HN doesn’t have financial (?) incentives (but does Quora?). The point was mostly about the quality of content, the type of content, etc. I don’t mean to criticize anyone, I think it’s human behavior.

The root question of my claim is: When you create a (top-level or other) comment, how do you measure if it “contributes to the conversation”?

Most comments probably have zero engagement, while the top few comments drive the conversation. Part of that is the UI driving people towards the top. My claim is that most commenters, just like most quora users, are answering out of their own need to speak. I think the XKCD link describes the behavior well - and my claim is that it also includes sharing personal anecdotes and opinions and similar, not just “correcting misinformation”.

I have my own share of comments with no upvotes and no replies, which I can only assume means no one found it to contribute. I mean no disrespect towards others in similar positions. But does its presence in the database for casual passersby’s mean anything despite that? Despite the goals and intentions, does it matter? Should it just be routed to dev/null to silently fill my desire to speak? Should an LLM just entertain me with artificial conversation for entertainment?

"I would posit that there exists an opportunity to make a Twitter or Reddit clone that explicitly intermixed bots.

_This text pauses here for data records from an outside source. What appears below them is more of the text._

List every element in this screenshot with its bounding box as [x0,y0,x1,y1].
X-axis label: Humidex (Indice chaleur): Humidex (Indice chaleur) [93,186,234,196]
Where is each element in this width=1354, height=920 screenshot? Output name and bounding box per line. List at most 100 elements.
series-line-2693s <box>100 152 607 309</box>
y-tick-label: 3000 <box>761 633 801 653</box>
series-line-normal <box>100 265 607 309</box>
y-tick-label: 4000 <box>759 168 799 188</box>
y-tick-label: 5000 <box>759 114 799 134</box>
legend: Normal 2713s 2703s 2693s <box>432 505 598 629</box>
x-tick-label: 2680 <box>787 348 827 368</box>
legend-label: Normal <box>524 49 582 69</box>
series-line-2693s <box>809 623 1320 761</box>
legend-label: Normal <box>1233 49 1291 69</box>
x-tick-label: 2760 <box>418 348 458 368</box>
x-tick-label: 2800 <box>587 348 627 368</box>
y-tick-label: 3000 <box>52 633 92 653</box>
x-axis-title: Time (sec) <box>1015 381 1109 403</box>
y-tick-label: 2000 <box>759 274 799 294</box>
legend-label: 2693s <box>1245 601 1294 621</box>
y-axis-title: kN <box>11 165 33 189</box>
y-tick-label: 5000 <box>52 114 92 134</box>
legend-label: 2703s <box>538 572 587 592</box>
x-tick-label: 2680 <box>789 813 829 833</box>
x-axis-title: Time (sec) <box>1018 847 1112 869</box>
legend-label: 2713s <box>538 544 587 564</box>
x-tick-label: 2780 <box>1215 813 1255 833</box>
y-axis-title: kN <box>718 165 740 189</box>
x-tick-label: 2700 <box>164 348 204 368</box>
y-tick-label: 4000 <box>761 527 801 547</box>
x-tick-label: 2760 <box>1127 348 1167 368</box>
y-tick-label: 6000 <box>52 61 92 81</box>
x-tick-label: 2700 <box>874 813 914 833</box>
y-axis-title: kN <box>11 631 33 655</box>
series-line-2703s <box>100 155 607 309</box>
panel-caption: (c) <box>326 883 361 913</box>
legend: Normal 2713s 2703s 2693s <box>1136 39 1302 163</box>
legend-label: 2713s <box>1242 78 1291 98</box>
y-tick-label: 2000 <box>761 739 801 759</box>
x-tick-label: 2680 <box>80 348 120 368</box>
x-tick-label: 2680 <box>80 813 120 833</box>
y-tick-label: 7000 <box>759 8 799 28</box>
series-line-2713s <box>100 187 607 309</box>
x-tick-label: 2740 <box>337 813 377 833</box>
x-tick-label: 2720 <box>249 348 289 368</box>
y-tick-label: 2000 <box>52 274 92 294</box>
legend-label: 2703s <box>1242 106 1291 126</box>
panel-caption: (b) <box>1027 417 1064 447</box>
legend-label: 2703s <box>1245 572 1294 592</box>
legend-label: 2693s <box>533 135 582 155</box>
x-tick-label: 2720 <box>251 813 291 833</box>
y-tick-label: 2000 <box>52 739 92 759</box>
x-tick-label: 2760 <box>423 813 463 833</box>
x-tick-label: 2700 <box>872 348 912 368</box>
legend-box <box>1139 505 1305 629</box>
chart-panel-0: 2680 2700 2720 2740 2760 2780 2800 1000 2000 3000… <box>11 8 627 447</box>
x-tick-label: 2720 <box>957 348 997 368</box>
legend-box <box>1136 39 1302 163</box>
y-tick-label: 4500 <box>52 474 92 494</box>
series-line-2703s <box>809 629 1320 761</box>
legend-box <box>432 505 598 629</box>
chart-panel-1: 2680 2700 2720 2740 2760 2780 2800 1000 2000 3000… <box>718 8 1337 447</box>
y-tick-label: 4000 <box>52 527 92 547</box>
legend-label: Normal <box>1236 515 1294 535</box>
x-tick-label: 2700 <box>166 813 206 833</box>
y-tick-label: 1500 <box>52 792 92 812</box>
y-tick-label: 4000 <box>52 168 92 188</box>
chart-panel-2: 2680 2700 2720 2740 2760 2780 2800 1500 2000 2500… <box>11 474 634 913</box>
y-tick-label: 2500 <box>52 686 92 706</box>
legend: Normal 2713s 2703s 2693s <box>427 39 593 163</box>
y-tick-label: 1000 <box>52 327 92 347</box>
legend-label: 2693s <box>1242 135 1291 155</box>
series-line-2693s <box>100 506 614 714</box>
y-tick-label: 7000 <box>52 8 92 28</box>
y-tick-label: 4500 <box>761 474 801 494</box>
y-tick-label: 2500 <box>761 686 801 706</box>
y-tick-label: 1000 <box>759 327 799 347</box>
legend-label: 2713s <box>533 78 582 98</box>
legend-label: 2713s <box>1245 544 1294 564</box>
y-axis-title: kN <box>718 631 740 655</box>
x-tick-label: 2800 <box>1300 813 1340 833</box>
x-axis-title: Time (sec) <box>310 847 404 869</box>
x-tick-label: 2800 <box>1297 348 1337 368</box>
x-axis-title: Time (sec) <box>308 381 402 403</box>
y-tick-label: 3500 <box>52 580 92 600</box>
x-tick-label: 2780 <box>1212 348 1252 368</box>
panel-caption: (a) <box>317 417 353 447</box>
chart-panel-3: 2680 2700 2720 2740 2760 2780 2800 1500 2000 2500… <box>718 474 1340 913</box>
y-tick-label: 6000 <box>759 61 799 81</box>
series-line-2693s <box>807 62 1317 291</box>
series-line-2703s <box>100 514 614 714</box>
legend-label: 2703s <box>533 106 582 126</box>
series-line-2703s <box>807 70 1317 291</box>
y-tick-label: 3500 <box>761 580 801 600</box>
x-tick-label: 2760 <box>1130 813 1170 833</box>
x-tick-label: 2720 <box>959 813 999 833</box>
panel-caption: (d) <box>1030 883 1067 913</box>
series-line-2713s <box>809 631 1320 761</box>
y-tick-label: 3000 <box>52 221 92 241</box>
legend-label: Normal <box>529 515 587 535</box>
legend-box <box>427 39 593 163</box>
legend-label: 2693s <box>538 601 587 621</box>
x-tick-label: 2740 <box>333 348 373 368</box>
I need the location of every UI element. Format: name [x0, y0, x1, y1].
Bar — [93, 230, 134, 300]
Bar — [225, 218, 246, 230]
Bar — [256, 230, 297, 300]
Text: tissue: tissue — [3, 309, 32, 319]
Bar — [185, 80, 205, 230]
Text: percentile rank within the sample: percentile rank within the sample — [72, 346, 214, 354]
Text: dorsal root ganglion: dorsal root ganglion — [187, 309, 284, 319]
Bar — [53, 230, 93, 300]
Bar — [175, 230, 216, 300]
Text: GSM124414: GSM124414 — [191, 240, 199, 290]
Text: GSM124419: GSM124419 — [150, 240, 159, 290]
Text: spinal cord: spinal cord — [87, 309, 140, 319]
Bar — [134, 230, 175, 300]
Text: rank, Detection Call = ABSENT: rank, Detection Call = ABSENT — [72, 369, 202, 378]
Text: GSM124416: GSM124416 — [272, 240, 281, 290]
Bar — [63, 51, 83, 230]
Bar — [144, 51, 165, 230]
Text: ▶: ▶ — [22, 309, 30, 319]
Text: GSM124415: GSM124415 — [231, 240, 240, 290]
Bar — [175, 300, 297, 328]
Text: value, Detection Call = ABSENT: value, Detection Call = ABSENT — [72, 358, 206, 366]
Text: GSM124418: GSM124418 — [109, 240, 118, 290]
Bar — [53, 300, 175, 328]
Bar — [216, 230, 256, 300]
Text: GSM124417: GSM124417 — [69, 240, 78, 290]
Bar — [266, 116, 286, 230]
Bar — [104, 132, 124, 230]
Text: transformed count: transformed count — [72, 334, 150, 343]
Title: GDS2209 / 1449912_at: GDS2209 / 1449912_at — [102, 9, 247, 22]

Maybe even exclusively bots."

To that I posit that Twitter and Reddit will morph into what you described. Maybe it already happened.

> … will morph into what you described. Maybe it already happened.

I can only assume that this is one of several reasons why the world’s largest social media company is on the cutting edge of LLM research.

Sounds like a great start towards an ad diaspora. Who wants to advertise on a site that cannot properly distiguish between a human and a bot?
The opportunity is for the site to become the bots, and silo each user to their fake world of LLM posts tuned for them to engage with. It’s a site with of perfect knowledge of bots, which would be a perfect advertisement environment.